The Undoing Project by Michael Lewis *** (of 4)


Amos Tversky and Danny Kahnemann, were a pair of exceptionally brilliant Israeli thinkers, who forged a friendship and academic partnership that led to the invention of behavioral economics and a Nobel Prize. Before the pair started questioning, and then testing, centuries-old dogma about economic behavior, the fundamental assumption by economists was that all humans acted out of self interest. People maximized gain, prioritized happiness, avoided pain, weighed benefits against costs, and made decisions with the best odds for the most advantage.

Only, Tversky and Kahneman when they gave people a variety of choices whose outcomes were mathematically proven to have a better and worse outcome, discovered that a surprising number of people made the wrong decision. Not just ordinary people made mistakes; even statisticians with PhDs who should have known better could be induced to select a path that was demonstrably worse than a clearly correct answer.

For example, a terminally ill patient who knows he is going to die soon is given the option to plan the remainder of his life as if he has only a week to live. Or he can plan as if he has a year to live. Which should he choose? 

The correct response is to plan as if he is going to live for a year, because that includes the option of living for a week, whereas the plan to live for a week forecloses any planning beyond seven days.
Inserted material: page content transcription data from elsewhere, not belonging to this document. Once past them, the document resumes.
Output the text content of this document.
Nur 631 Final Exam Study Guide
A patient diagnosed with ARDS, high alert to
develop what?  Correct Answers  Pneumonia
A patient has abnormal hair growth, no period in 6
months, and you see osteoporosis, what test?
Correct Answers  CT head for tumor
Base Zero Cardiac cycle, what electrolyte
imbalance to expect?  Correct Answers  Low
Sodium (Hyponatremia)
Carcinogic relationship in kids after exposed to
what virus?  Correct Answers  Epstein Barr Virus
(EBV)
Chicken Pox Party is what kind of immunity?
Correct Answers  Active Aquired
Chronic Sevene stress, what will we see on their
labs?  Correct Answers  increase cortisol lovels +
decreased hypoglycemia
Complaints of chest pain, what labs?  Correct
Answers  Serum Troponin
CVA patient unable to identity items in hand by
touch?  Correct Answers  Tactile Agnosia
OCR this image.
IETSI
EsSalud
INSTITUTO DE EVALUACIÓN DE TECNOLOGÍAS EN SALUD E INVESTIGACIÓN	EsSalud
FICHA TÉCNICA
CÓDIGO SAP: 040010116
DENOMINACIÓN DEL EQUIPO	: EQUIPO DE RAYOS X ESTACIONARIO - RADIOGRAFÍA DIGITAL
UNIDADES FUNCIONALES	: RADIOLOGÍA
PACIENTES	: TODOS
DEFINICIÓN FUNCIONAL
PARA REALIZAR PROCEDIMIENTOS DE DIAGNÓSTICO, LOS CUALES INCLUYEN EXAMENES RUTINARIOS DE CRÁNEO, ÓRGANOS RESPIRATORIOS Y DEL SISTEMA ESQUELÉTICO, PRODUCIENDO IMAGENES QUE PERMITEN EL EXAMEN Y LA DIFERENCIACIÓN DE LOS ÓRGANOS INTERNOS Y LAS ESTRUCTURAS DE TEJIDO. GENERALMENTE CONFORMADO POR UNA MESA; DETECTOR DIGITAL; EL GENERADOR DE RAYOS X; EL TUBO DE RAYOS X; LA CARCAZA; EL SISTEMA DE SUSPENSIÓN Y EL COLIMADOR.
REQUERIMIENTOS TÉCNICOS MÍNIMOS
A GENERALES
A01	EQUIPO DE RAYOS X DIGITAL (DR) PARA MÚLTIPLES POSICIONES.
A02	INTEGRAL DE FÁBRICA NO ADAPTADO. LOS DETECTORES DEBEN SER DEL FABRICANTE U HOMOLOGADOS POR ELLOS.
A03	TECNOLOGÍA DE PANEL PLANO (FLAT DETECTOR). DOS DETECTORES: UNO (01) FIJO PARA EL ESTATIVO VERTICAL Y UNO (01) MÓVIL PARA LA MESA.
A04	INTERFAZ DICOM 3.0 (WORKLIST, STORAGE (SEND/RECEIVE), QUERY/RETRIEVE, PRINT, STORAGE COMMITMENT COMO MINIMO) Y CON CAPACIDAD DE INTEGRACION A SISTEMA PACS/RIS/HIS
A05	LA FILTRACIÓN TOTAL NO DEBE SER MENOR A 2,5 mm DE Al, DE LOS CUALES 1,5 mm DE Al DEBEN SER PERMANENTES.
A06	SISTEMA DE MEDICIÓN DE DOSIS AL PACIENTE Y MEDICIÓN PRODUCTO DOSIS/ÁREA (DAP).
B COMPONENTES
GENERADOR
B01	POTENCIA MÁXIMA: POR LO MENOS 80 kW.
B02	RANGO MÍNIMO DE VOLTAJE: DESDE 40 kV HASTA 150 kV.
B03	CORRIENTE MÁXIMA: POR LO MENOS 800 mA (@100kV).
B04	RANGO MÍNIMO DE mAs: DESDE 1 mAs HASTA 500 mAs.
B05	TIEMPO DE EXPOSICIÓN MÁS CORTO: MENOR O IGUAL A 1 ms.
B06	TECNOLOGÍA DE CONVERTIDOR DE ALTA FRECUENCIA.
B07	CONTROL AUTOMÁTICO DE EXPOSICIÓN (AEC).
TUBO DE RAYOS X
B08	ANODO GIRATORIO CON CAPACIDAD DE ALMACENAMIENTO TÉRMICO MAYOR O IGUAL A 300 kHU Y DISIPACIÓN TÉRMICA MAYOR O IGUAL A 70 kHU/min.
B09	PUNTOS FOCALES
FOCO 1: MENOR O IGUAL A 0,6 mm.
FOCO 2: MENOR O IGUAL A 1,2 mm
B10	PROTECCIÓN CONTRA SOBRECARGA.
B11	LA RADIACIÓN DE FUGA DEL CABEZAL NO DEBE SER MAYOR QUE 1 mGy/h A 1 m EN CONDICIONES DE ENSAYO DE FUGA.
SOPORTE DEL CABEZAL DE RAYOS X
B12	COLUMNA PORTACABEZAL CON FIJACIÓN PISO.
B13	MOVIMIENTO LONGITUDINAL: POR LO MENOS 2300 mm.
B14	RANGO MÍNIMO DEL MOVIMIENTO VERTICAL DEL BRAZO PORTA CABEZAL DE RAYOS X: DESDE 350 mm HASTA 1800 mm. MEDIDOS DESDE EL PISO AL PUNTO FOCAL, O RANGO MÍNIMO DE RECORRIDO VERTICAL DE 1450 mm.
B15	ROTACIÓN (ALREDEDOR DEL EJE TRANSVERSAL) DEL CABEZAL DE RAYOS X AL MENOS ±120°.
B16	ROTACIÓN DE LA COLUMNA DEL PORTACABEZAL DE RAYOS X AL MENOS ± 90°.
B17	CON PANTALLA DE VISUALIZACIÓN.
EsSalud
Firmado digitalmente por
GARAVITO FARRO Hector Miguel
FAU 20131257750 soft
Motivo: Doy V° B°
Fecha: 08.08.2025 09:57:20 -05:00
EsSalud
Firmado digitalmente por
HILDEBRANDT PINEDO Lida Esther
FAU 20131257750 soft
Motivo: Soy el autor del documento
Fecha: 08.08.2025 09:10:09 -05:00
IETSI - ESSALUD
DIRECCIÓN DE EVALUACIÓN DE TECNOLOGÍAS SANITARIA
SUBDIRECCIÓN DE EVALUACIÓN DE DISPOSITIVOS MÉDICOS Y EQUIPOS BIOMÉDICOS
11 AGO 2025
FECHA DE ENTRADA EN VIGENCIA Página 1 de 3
The book is filled with so many examples that demonstrate humans do not as a rule act rationally nor even perceive the world around them accurately, it made me call into question the validity of everything from job interviews to elections and spy reports in recognizing that human nature has an overwhelming tendency to fit observations into preconceived frameworks.
The genius of Tversky and Kahneman was to interpret data as it really exists and not as they wished it to be. The quality of The Undoing Project is its attention to the personalities of two such different and fundamentally interesting individuals.